At the beginning of a new life, DNA from a spermatozoon ­ ( sperm cell ­) enters an oocyte ­ ( egg cell ­). ­ This results in a single zygote, a cell which will eventually divide through mitosis to form every single cell of every tissue in the body. ­ The DNA of each cell will be the same, and yet the function, form, size and shape will vary massively depending upon the tissue the cell finds itself within. ­ In order to permit this one cell to produce so many different cell-types the process termed differentiation is used. ­ In short, cell differentiation is the way in which cells become different more specialised types of cell.

Totipotent Cells

From the zygote which divides to form an embryo springs forth every type of cell in the body, of which there are over 200, and all the tissues required for the placenta. ­ Because of this, these very early cells which, in humans, occur just in the first four days following fertilisation, are termed totipotent. ­ Toti- is from the latin totus, meaning whole ­ ( the same root of the word total ­) , and potent being from the latin potens meaning to be able ­; thus the cell is able to produce any other cell. ­

Pluripotent Cells

In humans, after the first four days, the cells are no longer able to produce every type of tissue required ­; they have already begun to differentiate. ­ At this stage they can already be broadly grouped into the three primary germ layers ­; the ectoderm ­ ( covering tissues such as skin and retina ­) , endoderm ­ ( the gastrointestinal tract, respiratory tract, the liver and the pancreas ­) and the mesoderm ­ ( mostly connective and circulatory, such as bones, heart, blood vessels and muscles ­). ­ As these tissues are able to produce multiple cell-types but are not able to produce all cell-types they are termed pluripotent, from the latin pluralis meaning more.

Stem Cells

The totipotent and pluripotent cells where sourced from an embryo are a classified as embryonic stem cells, cells within the embryo from which other types of cell originate. ­ Other such stem cells may be acquired from mature tissues later in life, and these are identified by their source, such as the adipose stem cells which originate from the adipose ­ ( fat ­) tissues.
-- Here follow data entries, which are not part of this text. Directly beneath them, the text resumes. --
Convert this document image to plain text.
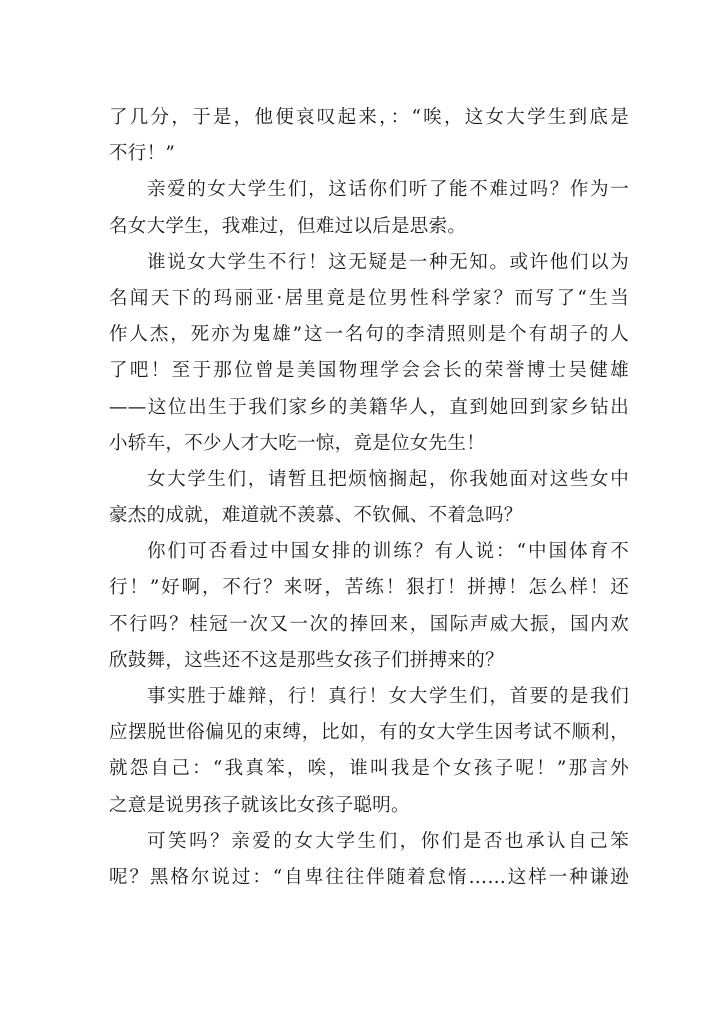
了几分，于是，他便哀叹起来，：“唉，这女大学生到底是
不行！”
亲爱的女大学生们，这话你们听了能不难过吗？作为一
名女大学生，我难过，但难过以后是思索。
谁说女大学生不行！这无疑是一种无知。或许他们以为
名闻天下的玛丽亚·居里竟是位男性科学家？而写了“生当
作人杰，死亦为鬼雄”这一名句的李清照则是个有胡子的人
了吧！至于那位曾是美国物理学会会长的荣誉博士吴健雄
——这位出生于我们家乡的美籍华人，直到她回到家乡钻出
小轿车，不少人才大吃一惊，竟是位女先生！
女大学生们，请暂且把烦恼搁起，你我她面对这些女中
豪杰的成就，难道就不羡慕、不钦佩、不着急吗？
你们可否看过中国女排的训练？有人说：“中国体育不
行！”好啊，不行？来呀，苦练！狠打！拼搏！怎么样！还
不行吗？桂冠一次又一次的捧回来，国际声威大振，国内欢
欣鼓舞，这些还不这是那些女孩子们拼搏来的？
事实胜于雄辩，行！真行！女大学生们，首要的是我们
应摆脱世俗偏见的束缚，比如，有的女大学生因考试不顺利，
就怨自己：“我真笨，唉，谁叫我是个女孩子呢！”那言外
之意是说男孩子就该比女孩子聪明。
可笑吗？亲爱的女大学生们，你们是否也承认自己笨
呢？黑格尔说过：“自卑往往伴随着怠惰……这样一种谦逊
Stem cells, in addition to being able to produce many types of cell, have the remarkable property of not becoming old. ­ The mechanism of cell death via telomere shortening is avoided by the presence of the enzyme telomerase which rebuilds telomere portions following each division. ­ This means that a single stem cell can divide an infinite number of times, providing a source of new cells even late in life. ­ As an example of this, stem cells close to an incision act to rapidly produce new cells for rapid healing.

Mature Cells

When a cell has differentiated into its final form then it is termed a mature cell. ­ As every cell contains the same genetic information, i.e. they are the same genotype, they are described by a phenotype. ­ The range of phenotypes describes all the functional cells of the body, the cells which form tissues. ­ Familiar examples of these cells include erythrocytes in the blood, chondrocytes in cartilage, vascular endothelial cells on artery walls, and fibroblasts within skin.

A mature cell may be capable of further differentiation in order to reflect a change of role within a tissue, an example of which is the bone-secreting osteoblast which becomes a tissue-maintaining ­ ostyocyte.

Another important way in which mature cells can differentiate is when their physical environment changes. ­ This is termed dedifferentiation and means the loss of a phenotype, whether or not a new phenotype is acquired. ­ Of particular interest to tissue engineering is the dedifferentiation of chondrocytes, cartilage-based cells which lose their chondrocytic phenotype and become fibroblastic ­ ( like a fibroblast ­) if they are cultured on a flat plate ­ ( monolayer culture ­) rather than a three-dimensional structure such as that in cartilage itself. ­ For this reason, were one to expand chondrocytes in monolayer for use in Tissue Engineering the resulting cells would no longer produce cartilage.